The diminishing influence of its soft power coupled with the difficulty in defending its traditional dominance and hegemony in Southeast Asia has spurred the United States-led West's increasing attempt to project its military power in the region, according to a Malaysian scholar.
Peter Chang Thiam Chai, a research associate at the Malaysia-China Friendship Association in Kuala Lumpur, recently penned an opinion piece in South China Morning Post, in which he said that while the United States seems focused on military alliances, China is holding out a vision of economic collaboration and trust between civilizations.
In it, Chang said as its soft power is increasingly challenged, the U.S. appears to be relying more on its hard power to uphold its vision of a rules-based international order. In contrast, China is establishing the socioeconomic and civilizational foundations of an equitable world order through its vision of a community with a shared future.

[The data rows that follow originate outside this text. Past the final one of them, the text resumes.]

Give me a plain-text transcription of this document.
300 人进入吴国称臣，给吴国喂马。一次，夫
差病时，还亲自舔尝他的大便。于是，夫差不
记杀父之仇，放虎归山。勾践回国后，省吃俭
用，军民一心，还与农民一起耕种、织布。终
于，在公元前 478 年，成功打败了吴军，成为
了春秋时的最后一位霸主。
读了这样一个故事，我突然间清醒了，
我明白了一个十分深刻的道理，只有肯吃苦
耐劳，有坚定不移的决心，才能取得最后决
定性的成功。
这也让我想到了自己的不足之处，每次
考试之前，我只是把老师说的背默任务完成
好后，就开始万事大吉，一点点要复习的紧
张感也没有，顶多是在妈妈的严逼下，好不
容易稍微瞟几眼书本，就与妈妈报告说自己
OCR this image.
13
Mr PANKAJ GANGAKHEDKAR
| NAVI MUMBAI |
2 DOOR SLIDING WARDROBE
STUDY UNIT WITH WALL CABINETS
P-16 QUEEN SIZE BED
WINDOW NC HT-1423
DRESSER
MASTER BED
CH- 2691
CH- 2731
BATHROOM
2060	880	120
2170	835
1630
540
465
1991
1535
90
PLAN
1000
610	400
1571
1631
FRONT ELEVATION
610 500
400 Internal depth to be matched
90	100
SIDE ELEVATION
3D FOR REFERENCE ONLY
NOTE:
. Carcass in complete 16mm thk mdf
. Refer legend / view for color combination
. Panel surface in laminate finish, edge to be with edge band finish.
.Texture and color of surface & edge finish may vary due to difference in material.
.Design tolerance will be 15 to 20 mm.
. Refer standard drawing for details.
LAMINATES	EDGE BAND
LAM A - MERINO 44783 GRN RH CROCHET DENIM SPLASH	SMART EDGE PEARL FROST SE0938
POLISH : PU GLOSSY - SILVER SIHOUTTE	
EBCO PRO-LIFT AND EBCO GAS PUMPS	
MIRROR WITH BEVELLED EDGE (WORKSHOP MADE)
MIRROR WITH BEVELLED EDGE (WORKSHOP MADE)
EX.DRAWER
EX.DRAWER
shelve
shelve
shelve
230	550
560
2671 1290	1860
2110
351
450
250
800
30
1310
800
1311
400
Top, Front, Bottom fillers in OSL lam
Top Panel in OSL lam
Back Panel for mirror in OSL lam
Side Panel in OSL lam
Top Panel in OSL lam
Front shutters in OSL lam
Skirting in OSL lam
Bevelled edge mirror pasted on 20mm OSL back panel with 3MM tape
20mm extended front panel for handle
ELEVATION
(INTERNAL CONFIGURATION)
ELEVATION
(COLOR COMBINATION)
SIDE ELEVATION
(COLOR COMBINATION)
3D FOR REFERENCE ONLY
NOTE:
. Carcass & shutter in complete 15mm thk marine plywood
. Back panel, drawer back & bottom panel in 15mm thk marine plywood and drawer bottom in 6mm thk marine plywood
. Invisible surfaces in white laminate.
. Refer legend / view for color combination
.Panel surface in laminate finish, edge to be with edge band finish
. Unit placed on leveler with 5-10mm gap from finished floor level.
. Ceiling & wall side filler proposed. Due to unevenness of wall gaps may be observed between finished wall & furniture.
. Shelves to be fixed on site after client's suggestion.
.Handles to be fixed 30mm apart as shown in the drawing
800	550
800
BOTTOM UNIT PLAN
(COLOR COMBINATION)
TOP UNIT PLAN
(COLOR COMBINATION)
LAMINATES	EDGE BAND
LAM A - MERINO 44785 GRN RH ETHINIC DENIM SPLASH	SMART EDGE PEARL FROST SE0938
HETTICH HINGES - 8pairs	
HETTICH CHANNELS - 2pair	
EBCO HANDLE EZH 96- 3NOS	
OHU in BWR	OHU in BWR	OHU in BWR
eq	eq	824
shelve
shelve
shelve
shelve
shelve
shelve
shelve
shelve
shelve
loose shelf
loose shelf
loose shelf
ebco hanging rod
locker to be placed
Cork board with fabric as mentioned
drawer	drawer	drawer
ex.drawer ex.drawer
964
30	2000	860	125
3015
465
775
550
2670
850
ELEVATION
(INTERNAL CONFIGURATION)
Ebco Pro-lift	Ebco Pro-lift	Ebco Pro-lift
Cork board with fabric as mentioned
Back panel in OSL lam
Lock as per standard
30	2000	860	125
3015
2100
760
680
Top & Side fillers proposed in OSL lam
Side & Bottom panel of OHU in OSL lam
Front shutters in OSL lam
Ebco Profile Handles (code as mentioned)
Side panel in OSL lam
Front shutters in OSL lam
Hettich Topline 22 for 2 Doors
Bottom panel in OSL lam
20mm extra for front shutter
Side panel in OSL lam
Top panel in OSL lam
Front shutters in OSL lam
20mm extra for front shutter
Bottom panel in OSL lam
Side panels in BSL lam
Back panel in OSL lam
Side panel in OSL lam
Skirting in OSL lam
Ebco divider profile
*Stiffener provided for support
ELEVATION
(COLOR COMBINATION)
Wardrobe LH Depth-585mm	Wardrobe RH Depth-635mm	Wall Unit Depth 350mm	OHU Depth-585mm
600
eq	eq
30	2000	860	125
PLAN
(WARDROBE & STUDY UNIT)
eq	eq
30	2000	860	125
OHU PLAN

Speaking with China Global Television Network (CGTN) in a recent interview aired on Saturday, the scholar elaborated further why today's Southeast Asian countries have lost faith in the "American dream" and the American-style democracy that had long enabled the U.S.-led West to remain the dominant power in the region.
"They were once the dominant economic power and then suddenly a rival came out and they found out that they no longer can compete project by project with the Chinese. Because they no longer compete, they withdrew. A lot of us in Southeast Asia were captivated by the American dream, the American story at the end of the Cold War. We thought that this would be the way forward for the rest of the world, but we have struggled to keep up to our own values and ideals. America, in particular, has also struggled to keep up to their own proclaimed values and ideals. America itself is going through a moment of crisis in their own democracy, so that soft power has really diminished. It not only affected America's own pursue of their own vision, but also affected those of us who had faith in that vision, [so] that we were now considering having second thoughts. Perhaps there's another way in which you could understand what human flourishing is, what governance is," he said.
The scholar underscored China's cooperation with other countries, including those in Southeast Asia, within the framework of the Belt and Road Initiative as an effective way to revive economies and achieve prosperity, saying that since the West has found it difficult to keep up with the competition, it has resorted to projecting military power instead to maintain its dominance in the region.
"In Southeast Asia, we have experienced firsthand how China's Belt and Road Initiative, for example, has really rejuvenated the economic momentum in this part of the world. It marks a relative decline of the West's, the U.S. in particular, economic influence and dominance globally and also in Southeast Asia. So, with this decline, America is increasingly finding itself difficult to defend its traditional dominance and hegemony. And you see that being replaced, instead of applying counter economic programs to compete with China, they are falling back onto their hard power, their military power, to maintain or retain some dominance in the region," Chang said.